I'm really happy about the work I'll be doing at the school and I think it's a really good fit for the three months that I'm here. I hope to be able to leave the incoming volunteer with lots of information so they can get projects started quickly.
Well, for the second time I've moved into my Peace Corps site. I'm an RPCV but that didn't make it much different from the first time. The mistake of Peace Corps is ever having expectations or thinking that things will turn out well. That way you can be pleasantly surprised when anything remotely good happens. And of course, I let my mind wander and made that mistake. My house is very small, perhaps the same square footage as my house in Togo was, but this one is long and skinny. Its only about 7 or 8 feet wide and about 30 feet long. My latrine is a squatty potty but there is a pipe so you still have to run some water down it. This is problematic as it's the end of the dry season and there isn't much water around.
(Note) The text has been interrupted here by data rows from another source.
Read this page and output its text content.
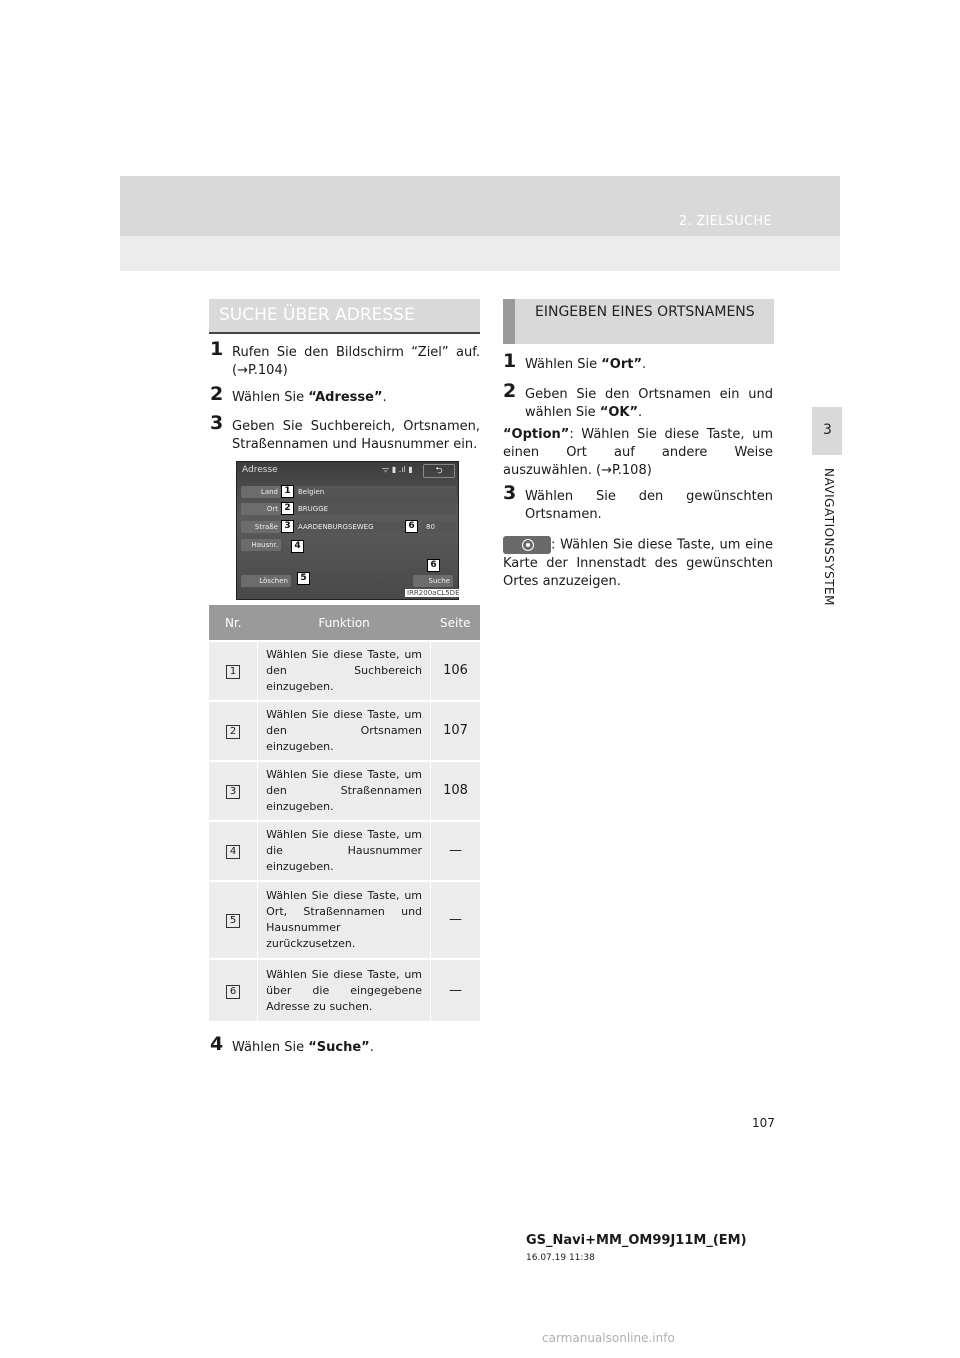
2. ZIELSUCHE
3
NAVIGATIONSSYSTEM
SUCHE ÜBER ADRESSE
1 Rufen Sie den Bildschirm “Ziel” auf. (→P.104)
2 Wählen Sie “Adresse”.
3 Geben Sie Suchbereich, Ortsnamen, Straßennamen und Hausnummer ein.
Adresse	ᯤ ▮ .ıl ▮	⮌
Land	Belgien
Ort	BRUGGE
Straße	AARDENBURGSEWEG	80
Hausnr.
Löschen	Suche
1
2
3
4
5
6
6
IRR200aCL5DE
Nr.	Funktion	Seite
1	Wählen Sie diese Taste, um den Suchbereich einzugeben.	106
2	Wählen Sie diese Taste, um den Ortsnamen einzugeben.	107
3	Wählen Sie diese Taste, um den Straßennamen einzugeben.	108
4	Wählen Sie diese Taste, um die Hausnummer einzugeben.	—
5	Wählen Sie diese Taste, um Ort, Straßennamen und Hausnummer zurückzusetzen.	—
6	Wählen Sie diese Taste, um über die eingegebene Adresse zu suchen.	—
4 Wählen Sie “Suche”.
EINGEBEN EINES ORTSNAMENS
1 Wählen Sie “Ort”.
2 Geben Sie den Ortsnamen ein und wählen Sie “OK”.
“Option”: Wählen Sie diese Taste, um einen Ort auf andere Weise auszuwählen. (→P.108)
3 Wählen Sie den gewünschten Ortsnamen.
: Wählen Sie diese Taste, um eine Karte der Innenstadt des gewünschten Ortes anzuzeigen.
107
GS_Navi+MM_OM99J11M_(EM)
16.07.19 11:38
carmanualsonline.info
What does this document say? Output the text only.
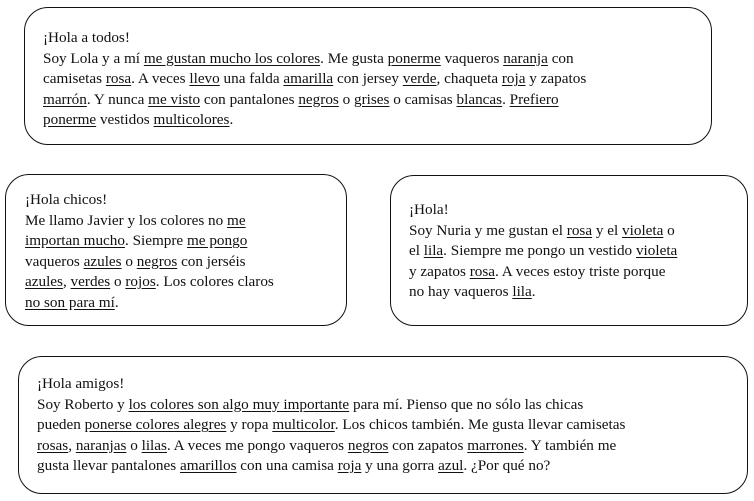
¡Hola a todos!
Soy Lola y a mí me gustan mucho los colores. Me gusta ponerme vaqueros naranja con
camisetas rosa. A veces llevo una falda amarilla con jersey verde, chaqueta roja y zapatos
marrón. Y nunca me visto con pantalones negros o grises o camisas blancas. Prefiero
ponerme vestidos multicolores.
¡Hola chicos!
Me llamo Javier y los colores no me
importan mucho. Siempre me pongo
vaqueros azules o negros con jerséis
azules, verdes o rojos. Los colores claros
no son para mí.
¡Hola!
Soy Nuria y me gustan el rosa y el violeta o
el lila. Siempre me pongo un vestido violeta
y zapatos rosa. A veces estoy triste porque
no hay vaqueros lila.
¡Hola amigos!
Soy Roberto y los colores son algo muy importante para mí. Pienso que no sólo las chicas
pueden ponerse colores alegres y ropa multicolor. Los chicos también. Me gusta llevar camisetas
rosas, naranjas o lilas. A veces me pongo vaqueros negros con zapatos marrones. Y también me
gusta llevar pantalones amarillos con una camisa roja y una gorra azul. ¿Por qué no?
Instead I'm using the family's pit latrine squatter with a very shaky and unhinged door. This is a double bummer because I always have to pee in the night so it's a choice of go out or chamber pot. I'd rather not accidently pee on my floor so that means getting up and heading out. When I arrived there weren't screens on the windows nor a secure front door (a wooden door with easily broken glass and a window next to it were you could stick your hand in and open it from the inside).
They've replaced the door and put screens on some of the windows (though it's currently having the effect of trapping flies inside). Nancy, a nearby volunteer has been kind enough to lend me her hotplate/electric burner for the three months since she doesn't use it much and I'm here for such a short time. It looks like my suitcases vomited all over the house as I don't have any furniture yet, though a shelf/counter should be coming soon. And as difficult as it cane be to move somewhere new- it doesn't matter if it's across town or across the world there's always an adjustment period and then it works out. It's that simple and if two years in Togo have taught me anything it's that çavaaller.
This month has been a whirlwind trip across the USA with airplane rides and 8 hour road trips (overnights in 6 different states and a drive through 3 more). However its been fabulous- I got to see almost all my cousins, a very rare feat, my grandmothers and aunts, college friends, brothers and sister and nieces and nephews. I somehow managed to get everything done, though with significantly less pizza and vegging out on the couch with Netflix than I had predicted. But I got everything done. I could have planned or hoped for a better 30 days in America and it gave me the energy and excitement to start another (albeit far shorter) service at 100%.
But now the bags are packed and it's time to go. I live you so much, America, and I'll see you in November!